Top 5 Cable Shoulder Exercises for Mass and Strength

Cable shoulder exercises target your shoulder muscles from every angle. (Photo via Pexels/Scott Webb)
Cable shoulder exercises target your shoulder muscles from every angle. (Photo via Pexels/Scott Webb)

Looking for cable shoulder exercises for mass and strength? Well, we’ve rounded up some of the best ones for you to try.

Cable shoulder exercises target your shoulder muscles from every angle and are ideal for sensitive joints as well. They develop some real muscles, offer consistent tension, and also help you learn the correct lifting technique. Cable exercises allow for more controlled movements, especially when doing overhead pressing exercises, and also offer maximum load for massive strength.

One of the best things about cable shoulder exercises is that they are adjustable and can be used by beginners and advanced exercisers alike.

5 cable shoulder exercises for mass and strength

Here are the top 5 cable shoulder exercises to build boulder shoulders.

1. Kneeling shoulder press


The kneeling shoulder press is one of the best cable shoulder exercises for increasing shoulder strength. To make the most out of this exercise, however, keep your core muscles engaged and hips tight throughout the movement.

How to perform:

  • Set the cable machine pulley to its bottom height and hold the cable using a wide neutral grip. Kneel on the floor and adjust yourself so that the cable is at the midline of your body.
  • Now pull the handles to your collarbones with your elbows tucked to the sides of your body and press the handles until your arms get straight above your head.
  • Now lower the handles slowly to return to the start.
  • Repeat the exercise.

2. Cable side lateral raises


Side lateral raises are an effective exercise to build strength and mass in the shoulders. Along with the shoulders, however, this exercise also targets your upper back and trapezius. While doing this exercise, remember not to move higher than your shoulder level.

How to perform:

  • Set the pulley to your waist level and stand on the side of the machine. Keep your feet positioned at shoulder-width distance.
  • Hold the cable using your outer hand with your arm straight. Remember to hold the cable at your thigh level.
  • Maintain this position and move your arm up and out to the side to your shoulder level. Lower the cable slowly to its initial position and repeat the exercise.

3. Cable overhead press


One of the most important cable shoulder exercises to add to your shoulder training is the cable overhead press. This exercise works on both deltoids equally and is also a joint-friendly and shoulder-sensitive overhead pressing exercise.

How to perform:

  • Attach a bar to a low cable and hold the handle using an overhand grip. Position your hands slightly wider than your shoulder width.
  • Now curl the cable up to your shoulder level and engage your core as pull your shoulder blades back and down. Remember to keep your feet at a shoulder-width distance.
  • Press the cable up and over your head to your arm’s length, then push the handle back.
  • Lower the cable back to your shoulder level and repeat the exercise.

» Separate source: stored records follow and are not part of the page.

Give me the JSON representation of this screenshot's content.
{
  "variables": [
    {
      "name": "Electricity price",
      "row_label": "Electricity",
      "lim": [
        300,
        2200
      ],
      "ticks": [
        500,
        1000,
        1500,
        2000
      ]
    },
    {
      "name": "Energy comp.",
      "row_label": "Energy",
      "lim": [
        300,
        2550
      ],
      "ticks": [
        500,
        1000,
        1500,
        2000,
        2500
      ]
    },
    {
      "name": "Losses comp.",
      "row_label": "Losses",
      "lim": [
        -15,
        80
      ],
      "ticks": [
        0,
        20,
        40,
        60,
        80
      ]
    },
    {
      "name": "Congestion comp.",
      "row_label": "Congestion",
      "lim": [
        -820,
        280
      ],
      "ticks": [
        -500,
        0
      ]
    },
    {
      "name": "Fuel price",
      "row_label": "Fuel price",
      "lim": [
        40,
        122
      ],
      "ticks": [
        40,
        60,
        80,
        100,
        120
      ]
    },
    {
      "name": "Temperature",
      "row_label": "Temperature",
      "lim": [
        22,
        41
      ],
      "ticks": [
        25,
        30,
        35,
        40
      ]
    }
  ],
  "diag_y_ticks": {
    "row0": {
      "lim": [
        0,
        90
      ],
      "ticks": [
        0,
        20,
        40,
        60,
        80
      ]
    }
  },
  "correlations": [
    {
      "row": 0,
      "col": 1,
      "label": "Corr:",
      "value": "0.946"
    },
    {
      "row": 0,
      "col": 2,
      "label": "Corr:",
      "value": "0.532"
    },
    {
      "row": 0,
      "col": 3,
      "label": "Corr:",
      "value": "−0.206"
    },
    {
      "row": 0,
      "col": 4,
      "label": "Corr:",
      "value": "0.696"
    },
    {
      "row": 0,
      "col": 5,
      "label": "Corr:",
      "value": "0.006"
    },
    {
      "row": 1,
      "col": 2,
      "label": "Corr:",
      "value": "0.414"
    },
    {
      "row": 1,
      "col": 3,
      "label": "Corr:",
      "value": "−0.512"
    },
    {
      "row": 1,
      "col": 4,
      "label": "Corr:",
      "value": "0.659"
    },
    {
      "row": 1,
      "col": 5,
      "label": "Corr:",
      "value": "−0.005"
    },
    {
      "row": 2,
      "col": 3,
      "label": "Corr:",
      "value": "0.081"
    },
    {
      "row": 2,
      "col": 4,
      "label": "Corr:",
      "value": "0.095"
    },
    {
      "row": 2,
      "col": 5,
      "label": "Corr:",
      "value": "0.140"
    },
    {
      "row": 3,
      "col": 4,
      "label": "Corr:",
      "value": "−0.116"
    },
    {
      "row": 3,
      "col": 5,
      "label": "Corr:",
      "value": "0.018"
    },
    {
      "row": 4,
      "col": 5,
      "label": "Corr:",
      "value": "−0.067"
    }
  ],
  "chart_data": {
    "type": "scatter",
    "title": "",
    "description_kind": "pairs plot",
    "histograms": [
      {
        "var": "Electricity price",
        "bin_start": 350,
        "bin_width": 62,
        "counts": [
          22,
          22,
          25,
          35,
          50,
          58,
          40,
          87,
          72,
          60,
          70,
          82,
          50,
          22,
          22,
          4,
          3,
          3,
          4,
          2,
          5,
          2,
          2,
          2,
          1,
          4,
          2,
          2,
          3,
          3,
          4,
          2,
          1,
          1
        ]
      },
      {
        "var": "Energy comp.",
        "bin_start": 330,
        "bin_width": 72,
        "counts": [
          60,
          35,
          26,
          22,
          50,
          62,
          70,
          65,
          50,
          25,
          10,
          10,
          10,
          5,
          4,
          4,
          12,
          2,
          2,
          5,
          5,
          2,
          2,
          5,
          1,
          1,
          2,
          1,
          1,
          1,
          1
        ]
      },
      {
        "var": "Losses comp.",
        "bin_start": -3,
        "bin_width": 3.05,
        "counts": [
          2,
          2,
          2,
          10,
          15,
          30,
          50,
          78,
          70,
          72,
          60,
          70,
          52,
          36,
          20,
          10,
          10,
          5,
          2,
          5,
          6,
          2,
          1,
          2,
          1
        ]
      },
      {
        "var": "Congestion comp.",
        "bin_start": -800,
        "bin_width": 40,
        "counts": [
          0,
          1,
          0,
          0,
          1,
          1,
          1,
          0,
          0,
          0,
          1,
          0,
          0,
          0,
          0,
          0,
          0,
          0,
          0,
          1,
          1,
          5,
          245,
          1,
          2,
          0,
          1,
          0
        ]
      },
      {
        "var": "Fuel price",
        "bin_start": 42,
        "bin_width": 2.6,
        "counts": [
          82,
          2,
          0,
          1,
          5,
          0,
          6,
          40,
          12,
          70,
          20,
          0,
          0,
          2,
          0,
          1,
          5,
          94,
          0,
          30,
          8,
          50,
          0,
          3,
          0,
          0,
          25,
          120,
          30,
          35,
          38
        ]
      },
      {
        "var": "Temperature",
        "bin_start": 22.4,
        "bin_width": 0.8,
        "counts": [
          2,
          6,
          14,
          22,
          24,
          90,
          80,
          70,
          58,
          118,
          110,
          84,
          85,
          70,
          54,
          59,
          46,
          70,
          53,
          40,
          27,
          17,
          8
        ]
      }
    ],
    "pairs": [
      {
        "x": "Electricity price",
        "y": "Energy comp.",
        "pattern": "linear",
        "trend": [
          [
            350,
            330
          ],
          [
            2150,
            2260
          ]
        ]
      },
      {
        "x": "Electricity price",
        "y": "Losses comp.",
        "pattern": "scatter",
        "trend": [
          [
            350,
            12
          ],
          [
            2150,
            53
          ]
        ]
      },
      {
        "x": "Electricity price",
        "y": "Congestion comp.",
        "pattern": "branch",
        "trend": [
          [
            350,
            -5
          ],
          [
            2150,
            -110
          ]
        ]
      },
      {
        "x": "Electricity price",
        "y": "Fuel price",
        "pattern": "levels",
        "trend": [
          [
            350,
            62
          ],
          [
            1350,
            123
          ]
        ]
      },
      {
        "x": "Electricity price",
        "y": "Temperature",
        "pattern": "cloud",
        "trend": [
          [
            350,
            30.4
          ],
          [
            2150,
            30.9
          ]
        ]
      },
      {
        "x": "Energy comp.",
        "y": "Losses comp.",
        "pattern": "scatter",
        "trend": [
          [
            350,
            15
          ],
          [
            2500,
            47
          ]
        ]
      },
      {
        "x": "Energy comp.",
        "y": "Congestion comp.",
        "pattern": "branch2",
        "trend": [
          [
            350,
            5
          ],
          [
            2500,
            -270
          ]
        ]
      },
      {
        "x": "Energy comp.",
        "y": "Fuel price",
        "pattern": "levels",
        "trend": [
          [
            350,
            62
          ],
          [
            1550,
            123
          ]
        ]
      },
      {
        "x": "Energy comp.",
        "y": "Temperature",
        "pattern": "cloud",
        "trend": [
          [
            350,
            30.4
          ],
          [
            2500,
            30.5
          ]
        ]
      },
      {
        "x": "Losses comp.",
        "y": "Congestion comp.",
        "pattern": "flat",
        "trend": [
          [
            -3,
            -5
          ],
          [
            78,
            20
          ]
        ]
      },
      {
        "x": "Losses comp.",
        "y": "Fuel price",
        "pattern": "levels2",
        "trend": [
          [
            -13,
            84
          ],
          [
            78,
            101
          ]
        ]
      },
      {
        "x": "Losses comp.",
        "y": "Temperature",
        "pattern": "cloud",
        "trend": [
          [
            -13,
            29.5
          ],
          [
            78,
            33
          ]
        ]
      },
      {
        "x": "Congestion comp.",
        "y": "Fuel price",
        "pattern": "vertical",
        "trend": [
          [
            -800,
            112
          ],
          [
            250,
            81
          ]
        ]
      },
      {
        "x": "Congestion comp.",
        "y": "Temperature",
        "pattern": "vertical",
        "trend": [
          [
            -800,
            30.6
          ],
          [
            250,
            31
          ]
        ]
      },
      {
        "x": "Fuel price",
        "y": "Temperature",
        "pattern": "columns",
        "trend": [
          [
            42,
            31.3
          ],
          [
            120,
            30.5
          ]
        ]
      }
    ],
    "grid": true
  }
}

4. Cable bent-over reverse fly


The cable bent-over reverse fly is one of the best cable shoulder exercises that directly targets your rear deltoids. For this exercise, however, you need to use a dual-adjustable cable machine.

How to perform:

  • Stand straight and lower the cables to the bottom using a single grip attachment. Come in between the cables and hold them by crossing them over one another. Keep your palms facing inward and positioned in the middle of your body.
  • With your feet at a shoulder-width distance, hinge forward at your hips and start to raise the cables out to your sides until they get parallel to the floor.
  • Once the cables reach the top, lower them to their initial position.
  • Repeat the exercise.

5. Cable upright row


While the traditional dumbbell upright row is great for the shoulders, the cable upright row is also effective when it comes to developing shoulder mass and strength. The cable version of the upright row is one of the best ways to build rear delts, upper back, and traps.

How to perform:

  • Stand in front of the cable machine and use a single bar attachment and cable. Ensure that the cable is in line with your middle body and your feet are at a shoulder-width distance.
  • Hold the bar using an overhand grip and start the movement by pulling the bar up while moving your elbows towards the ceiling.
  • Continue to pull the bar until it reaches your collarbone. Slowly lower it down and repeat the exercise.


If you are interested in training your shoulder muscles for mass and strength, look no further than the aforementioned cable shoulder exercises. To make the most out of these cable exercises, however, ensure that you control the execution of your movements and complete a full range of motion.